Linton here started from his slumber in bewildered terror, and asked if any one had called his name.
“No,” said Catherine; “unless in dreams. I cannot conceive how you manage to dose out of doors, in the morning.”
“I thought I heard my father,” he gasped, glancing up to the frowning nab above us. “You are sure nobody spoke?”
“Quite sure,” replied his cousin. “Only Ellen and I were disputing concerning your health. Are you truly stronger, Linton, than when we separated in winter? If you be I’m certain one thing is not stronger—your regard for me: speak,—are you?”
The tears gushed from Linton’s eyes as he answered, “Yes, yes, I am!” And, still under the spell of the imaginary voice, his gaze wandered up and down to detect its owner. Cathy rose. “For to-day we must part,” she said. “And I won’t conceal that I have been sadly disappointed with our meeting; though I’ll mention it to nobody but you: not that I stand in awe of Mr. Heathcliff.”
“Hush,” murmured Linton: “for God’s sake, hush! He’s coming.” And he clung to Catherine’s arm, striving to detain her; but at that announcement she hastily disengaged herself, and whistled to Minny, who obeyed her like a dog.
“I’ll be here next Thursday,” she cried, springing to the saddle. “Good-bye. Quick, Ellen!”
And so we left him, scarcely conscious of our departure, so absorbed was he in anticipating his father’s approach.
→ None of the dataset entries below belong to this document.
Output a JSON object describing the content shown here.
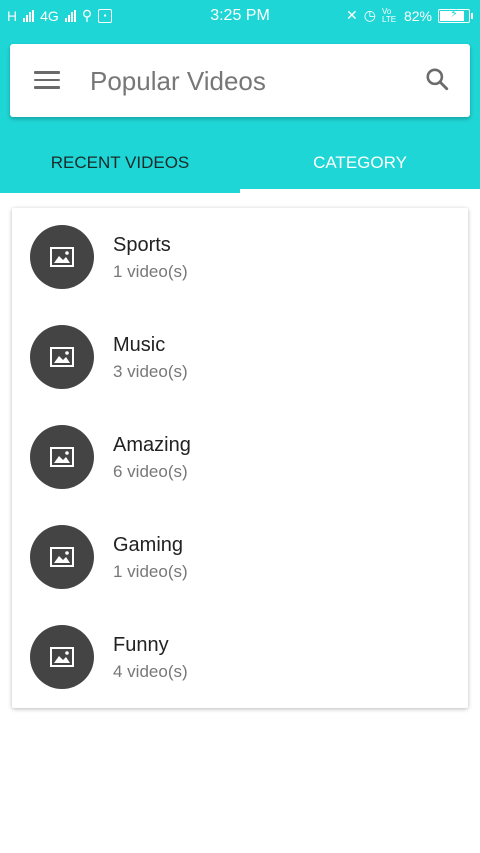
{
  "status_bar": {
    "network_left": "H",
    "network_type": "4G",
    "time": "3:25 PM",
    "volte": "Vo LTE",
    "battery": "82%",
    "color": "#1fd6d6"
  },
  "toolbar": {
    "title": "Popular Videos",
    "menu_icon": "hamburger-menu-icon",
    "search_icon": "search-icon"
  },
  "tabs": [
    {
      "label": "RECENT VIDEOS"
    },
    {
      "label": "CATEGORY",
      "selected": true
    }
  ],
  "categories": [
    {
      "name": "Sports",
      "count": "1 video(s)",
      "icon": "image-icon"
    },
    {
      "name": "Music",
      "count": "3 video(s)",
      "icon": "image-icon"
    },
    {
      "name": "Amazing",
      "count": "6 video(s)",
      "icon": "image-icon"
    },
    {
      "name": "Gaming",
      "count": "1 video(s)",
      "icon": "image-icon"
    },
    {
      "name": "Funny",
      "count": "4 video(s)",
      "icon": "image-icon"
    }
  ]
}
Before we reached home, Catherine’s displeasure softened into a perplexed sensation of pity and regret, largely blended with vague, uneasy doubts about Linton’s actual circumstances, physical and social; in which I partook, though I counselled her not to say much; for a second journey would make us better judges. My master requested an account of our on-goings. His nephew’s offering of thanks was duly delivered, Miss Cathy gently touching on the rest: I also threw little light on his enquiries, for I hardly knew what to hide, and what to reveal.